Inflation in Britain rose faster than expected to its highest in nearly 30 years in December, intensifying a squeeze on living standards and putting pressure on the Bank of England to raise interest rates again.
The annual rate of consumer price inflation increased to 5.4 per cent from November’s 5.1 per cent, the highest since March, 1992, the Office for National Statistics said. Economists polled by Reuters had expected a rise to 5.2 per cent.
Financial markets now price in a more than 90-per-cent chance that the BoE will raise its main interest rate to 0.5 per cent on Feb. 3. Last month it became the world’s first major central bank to tighten policy since the start of the COVID-19 pandemic.
“The Bank of England was already feeling uncomfortable about its monetary policy stance. Today’s upside surprises to both the headline and core inflation readings will certainly not have helped,” said Ambrose Crofton, global market strategist at J.P. Morgan Asset Management.

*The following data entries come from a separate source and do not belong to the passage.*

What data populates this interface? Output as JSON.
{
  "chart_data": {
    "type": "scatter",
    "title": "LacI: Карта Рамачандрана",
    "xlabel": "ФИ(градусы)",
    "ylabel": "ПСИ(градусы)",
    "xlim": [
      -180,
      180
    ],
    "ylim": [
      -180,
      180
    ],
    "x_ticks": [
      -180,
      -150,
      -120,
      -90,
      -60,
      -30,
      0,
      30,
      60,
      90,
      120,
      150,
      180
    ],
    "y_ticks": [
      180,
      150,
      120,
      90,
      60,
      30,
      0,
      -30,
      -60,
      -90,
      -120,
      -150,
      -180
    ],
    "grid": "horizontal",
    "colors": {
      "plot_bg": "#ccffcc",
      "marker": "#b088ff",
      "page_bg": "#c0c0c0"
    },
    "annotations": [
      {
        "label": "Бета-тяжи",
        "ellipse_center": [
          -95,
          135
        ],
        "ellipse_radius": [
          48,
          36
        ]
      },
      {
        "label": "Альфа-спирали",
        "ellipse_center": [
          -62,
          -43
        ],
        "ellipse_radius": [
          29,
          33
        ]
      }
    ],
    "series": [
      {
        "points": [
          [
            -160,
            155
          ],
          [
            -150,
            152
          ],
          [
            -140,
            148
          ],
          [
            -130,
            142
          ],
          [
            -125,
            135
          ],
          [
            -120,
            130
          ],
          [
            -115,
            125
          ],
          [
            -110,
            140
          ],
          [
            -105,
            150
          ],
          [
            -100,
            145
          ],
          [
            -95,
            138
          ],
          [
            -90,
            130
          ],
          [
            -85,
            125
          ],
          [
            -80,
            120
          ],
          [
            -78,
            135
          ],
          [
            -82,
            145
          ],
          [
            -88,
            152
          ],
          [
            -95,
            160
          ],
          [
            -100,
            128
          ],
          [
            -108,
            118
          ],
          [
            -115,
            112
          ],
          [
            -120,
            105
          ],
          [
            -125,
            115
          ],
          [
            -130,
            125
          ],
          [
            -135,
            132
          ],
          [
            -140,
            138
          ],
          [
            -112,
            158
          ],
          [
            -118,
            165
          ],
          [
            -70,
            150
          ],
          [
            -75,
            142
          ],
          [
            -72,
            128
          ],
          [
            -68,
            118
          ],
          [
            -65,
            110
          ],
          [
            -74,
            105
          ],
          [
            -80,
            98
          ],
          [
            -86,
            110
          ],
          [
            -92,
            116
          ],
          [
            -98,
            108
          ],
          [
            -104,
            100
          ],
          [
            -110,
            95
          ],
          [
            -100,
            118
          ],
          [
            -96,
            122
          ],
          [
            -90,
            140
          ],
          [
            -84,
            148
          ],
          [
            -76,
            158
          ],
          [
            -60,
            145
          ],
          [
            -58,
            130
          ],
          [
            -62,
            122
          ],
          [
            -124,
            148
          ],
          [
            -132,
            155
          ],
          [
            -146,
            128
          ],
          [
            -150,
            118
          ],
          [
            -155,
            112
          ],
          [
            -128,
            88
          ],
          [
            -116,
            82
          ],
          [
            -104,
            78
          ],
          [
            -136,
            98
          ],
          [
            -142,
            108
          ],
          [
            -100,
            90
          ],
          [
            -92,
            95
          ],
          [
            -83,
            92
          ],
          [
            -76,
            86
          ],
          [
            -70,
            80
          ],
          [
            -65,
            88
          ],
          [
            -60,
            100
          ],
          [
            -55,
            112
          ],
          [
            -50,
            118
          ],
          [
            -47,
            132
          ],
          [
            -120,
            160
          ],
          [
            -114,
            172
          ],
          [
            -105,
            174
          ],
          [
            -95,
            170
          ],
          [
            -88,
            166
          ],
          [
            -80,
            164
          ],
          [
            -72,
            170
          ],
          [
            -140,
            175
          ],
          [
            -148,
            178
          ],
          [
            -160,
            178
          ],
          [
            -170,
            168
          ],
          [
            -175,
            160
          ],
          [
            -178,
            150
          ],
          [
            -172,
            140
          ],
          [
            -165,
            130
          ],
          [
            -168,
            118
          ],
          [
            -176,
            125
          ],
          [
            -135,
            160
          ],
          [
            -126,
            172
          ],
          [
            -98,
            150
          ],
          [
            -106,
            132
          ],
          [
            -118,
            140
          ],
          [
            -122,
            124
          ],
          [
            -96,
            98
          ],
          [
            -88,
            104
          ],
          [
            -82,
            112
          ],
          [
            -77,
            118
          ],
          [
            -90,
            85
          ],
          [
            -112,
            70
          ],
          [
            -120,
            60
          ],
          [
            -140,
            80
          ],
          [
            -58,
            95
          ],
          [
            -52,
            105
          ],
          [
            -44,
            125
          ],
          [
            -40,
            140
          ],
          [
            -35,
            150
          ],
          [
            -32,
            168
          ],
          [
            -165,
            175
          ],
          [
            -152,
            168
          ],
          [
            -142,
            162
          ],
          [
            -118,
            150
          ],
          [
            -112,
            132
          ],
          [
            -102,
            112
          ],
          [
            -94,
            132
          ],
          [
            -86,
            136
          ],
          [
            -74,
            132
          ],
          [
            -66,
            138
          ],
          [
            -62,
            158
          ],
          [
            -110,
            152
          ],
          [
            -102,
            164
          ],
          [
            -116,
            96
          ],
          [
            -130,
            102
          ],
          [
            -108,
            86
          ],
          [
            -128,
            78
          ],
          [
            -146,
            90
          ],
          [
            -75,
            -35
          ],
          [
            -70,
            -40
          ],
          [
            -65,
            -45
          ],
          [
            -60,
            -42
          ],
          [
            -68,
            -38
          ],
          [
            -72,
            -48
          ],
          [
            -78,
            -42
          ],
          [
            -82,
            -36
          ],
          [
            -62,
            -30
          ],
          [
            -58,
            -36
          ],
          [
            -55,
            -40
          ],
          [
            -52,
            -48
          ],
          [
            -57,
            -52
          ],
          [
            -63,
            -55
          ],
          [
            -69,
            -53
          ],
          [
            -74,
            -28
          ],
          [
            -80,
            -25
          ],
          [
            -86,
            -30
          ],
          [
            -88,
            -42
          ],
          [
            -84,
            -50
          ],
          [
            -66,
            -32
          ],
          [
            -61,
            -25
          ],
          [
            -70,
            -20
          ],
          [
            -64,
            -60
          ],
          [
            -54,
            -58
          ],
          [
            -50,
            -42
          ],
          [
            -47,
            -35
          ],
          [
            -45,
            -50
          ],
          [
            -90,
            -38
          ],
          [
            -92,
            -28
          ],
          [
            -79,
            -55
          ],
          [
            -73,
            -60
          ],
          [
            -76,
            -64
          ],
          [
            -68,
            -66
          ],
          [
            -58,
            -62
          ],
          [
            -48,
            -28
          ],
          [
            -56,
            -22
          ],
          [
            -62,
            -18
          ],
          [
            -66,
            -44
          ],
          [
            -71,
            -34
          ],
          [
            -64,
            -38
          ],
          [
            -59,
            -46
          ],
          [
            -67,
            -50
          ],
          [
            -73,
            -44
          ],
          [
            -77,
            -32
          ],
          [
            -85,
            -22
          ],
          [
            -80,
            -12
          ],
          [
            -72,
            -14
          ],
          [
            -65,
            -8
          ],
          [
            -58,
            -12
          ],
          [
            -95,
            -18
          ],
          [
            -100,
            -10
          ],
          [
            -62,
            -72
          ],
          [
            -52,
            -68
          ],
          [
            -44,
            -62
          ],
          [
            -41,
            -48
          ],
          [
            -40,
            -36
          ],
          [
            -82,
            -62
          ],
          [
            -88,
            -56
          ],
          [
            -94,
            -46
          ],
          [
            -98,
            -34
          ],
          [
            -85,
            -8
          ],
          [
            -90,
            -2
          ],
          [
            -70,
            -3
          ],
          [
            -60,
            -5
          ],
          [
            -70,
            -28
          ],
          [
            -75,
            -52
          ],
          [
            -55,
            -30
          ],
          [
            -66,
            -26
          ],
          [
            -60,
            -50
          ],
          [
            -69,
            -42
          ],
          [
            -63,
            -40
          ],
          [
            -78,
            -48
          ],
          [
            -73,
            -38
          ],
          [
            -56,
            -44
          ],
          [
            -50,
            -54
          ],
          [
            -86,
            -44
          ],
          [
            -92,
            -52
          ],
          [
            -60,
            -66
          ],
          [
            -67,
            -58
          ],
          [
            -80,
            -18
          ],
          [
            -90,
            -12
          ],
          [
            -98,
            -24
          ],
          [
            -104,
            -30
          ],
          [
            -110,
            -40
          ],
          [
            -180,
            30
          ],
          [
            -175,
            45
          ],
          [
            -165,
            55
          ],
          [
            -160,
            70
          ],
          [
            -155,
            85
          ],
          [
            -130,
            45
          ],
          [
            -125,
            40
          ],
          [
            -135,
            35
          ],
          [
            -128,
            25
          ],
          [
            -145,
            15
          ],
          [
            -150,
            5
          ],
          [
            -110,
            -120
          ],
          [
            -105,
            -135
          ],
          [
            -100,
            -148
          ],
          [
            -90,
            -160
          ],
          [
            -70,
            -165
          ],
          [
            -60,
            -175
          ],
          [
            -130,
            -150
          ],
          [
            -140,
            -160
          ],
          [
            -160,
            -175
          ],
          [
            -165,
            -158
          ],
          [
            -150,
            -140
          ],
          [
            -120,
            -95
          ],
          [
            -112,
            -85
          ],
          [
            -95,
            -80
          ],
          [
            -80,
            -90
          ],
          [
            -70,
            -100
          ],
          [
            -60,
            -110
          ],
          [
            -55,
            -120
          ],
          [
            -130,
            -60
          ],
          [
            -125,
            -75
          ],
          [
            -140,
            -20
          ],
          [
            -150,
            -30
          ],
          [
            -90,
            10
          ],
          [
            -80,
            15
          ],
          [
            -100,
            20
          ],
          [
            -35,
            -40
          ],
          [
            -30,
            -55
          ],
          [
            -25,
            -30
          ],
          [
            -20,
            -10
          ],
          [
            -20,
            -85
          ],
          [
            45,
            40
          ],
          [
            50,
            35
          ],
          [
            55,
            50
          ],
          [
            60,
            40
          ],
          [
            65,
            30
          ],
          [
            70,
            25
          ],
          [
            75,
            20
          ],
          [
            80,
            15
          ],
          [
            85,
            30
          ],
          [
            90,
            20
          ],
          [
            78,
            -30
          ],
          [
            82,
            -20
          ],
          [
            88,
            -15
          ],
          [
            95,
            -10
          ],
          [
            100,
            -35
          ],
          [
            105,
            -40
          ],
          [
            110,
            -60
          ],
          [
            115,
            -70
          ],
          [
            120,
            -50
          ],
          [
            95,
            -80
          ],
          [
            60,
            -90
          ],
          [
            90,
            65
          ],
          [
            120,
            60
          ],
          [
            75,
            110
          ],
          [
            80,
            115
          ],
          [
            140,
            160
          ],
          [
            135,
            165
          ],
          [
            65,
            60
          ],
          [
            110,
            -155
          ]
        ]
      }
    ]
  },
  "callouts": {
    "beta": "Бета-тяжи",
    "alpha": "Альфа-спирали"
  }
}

Two-year British government bond yields, which are sensitive to financial markets’ interest-rate expectations, came within a whisker of their highest level since 2011.
Inflation has risen sharply across most advanced economies, reflecting a global rise in energy prices and supply chain difficulties.
But the BoE appears more concerned than the U.S. Federal Reserve or the European Central Bank that labour shortages and wage pressures will cause inflation to be slow to fall back once immediate price pressures have passed.
Speaking to lawmakers on Wednesday, bank governor Andrew Bailey said financial markets expected energy prices would take longer to fall than had been the case two months ago, while BoE staff had found tentative signs inflation was pushing up pay settlements.
“Please don’t think we don’t think these are serious pressures. They are,” Mr. Bailey said, when challenged over whether the central bank had been complacent about price risks.
A surge in cases of the Omicron coronavirus variant had a negligible impact on inflation, ONS statisticians said.
Instead, prices for food, hospitality and household goods were the main factors pushing up inflation in December while fuel prices – the main driver in previous months – remained at recent highs.
“Not only does this provide additional evidence that inflation is becoming endemic rather than transitory, it also bodes ill for households facing multiple rises in the cost of living this spring,” said Kitty Ussher, chief economist at the Institute of Directors.
British inflation is widely expected to peak in April when regulated household energy bills look set to increase by around 50 per cent. Last month the BoE forecast a peak of around 6 per cent, but now some economists see 7 per cent as more likely.
Inflation was just 0.6 per cent in December, 2020, and the BoE repeatedly had to revise up its forecast last year. A new inflation forecast is due on Feb. 3. The last one in November showed inflation staying above its 2-per-cent target until mid-2024.
Rising inflation is also turning into a political problem for British Prime Minister Boris Johnson’s government, which faces calls from the opposition and charities to offset the rise in energy bills, which comes at the same time as a tax increase on wages to fund higher health and social care spending.
“I understand the pressures people are facing with the cost of living, and we will continue to listen to people’s concerns,” Finance Minister Rishi Sunak said after the inflation data.
Wednesday’s figures showed that core CPI – which excludes more volatile food, energy, alcohol and tobacco prices – rose to a record 4.2 per cent from November’s 3.9 per cent.
Retail price inflation – an older measure that the ONS says is no longer accurate, but which is still widely used by government and businesses – rose to a 30-year high of 7.5 per cent from 7.1 per cent.
Factory price inflation showed tentative signs that cost pressures may have peaked, cooling to 9.3 per cent from 9.4 per cent in November. Inflation for costs paid by producers for material and energy also decreased, to 13.5 per cent from 15.2 per cent.